Monsieur Bovary.

BILLOT Antoine

Selon Antoine Billot, Monsieur Bovary, présenté par Flaubert comme un bourgeois lourdaud, cocu ridicule et médecin falot, peut être vu sous un autre angle. L’auteur imagine une version différente du drame et, en passant l’oeuvre au crible, montre que Flaubert a épousé aveuglément le point de vue de la belle et jeune Emma Bovary. Charles apparaît ici comme un homme fin, blessé par les moqueries de condisciples plus policés à Rouen, l’abandon d’une femme aimée et un premier mariage décevant. Éperdument amoureux de son épouse insatisfaite, il la préfère infidèle mais heureuse plutôt que de la perdre.
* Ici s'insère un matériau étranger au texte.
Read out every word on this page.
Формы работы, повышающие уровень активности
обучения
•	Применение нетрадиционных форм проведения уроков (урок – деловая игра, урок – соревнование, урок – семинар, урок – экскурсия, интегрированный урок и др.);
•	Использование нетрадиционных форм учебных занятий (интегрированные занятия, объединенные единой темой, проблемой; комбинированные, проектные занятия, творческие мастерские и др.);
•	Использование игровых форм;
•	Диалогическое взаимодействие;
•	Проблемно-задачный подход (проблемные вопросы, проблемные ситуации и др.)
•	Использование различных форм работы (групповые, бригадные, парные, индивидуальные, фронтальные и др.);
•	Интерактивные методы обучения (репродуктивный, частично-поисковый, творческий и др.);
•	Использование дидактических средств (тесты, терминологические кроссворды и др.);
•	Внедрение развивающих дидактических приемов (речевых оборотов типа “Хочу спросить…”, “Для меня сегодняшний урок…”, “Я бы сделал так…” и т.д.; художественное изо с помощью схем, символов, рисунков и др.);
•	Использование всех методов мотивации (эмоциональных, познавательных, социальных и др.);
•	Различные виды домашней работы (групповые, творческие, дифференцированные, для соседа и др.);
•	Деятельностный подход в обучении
Il accepte consciemment puis favorise cyniquement les amours scandaleuses d’Emma, délaisse un métier qu’il aime et s’endette en pure perte.  L’analyse psychologique est fine comme dans Le désarroi de l’élève Wittgenstein (NB juillet 2003), la thèse paradoxale. Le héros, vu de l’intérieur, est un être double, complexe, mais Charles, idéaliste et sensible, est peu à peu étouffé par Bovary, manipulateur sans illusions, artisan de l’intrigue et non dupe. Un livre audacieux, bien écrit, qui veut donner les couleurs actuelles à un ancien chef-d’oeuvre.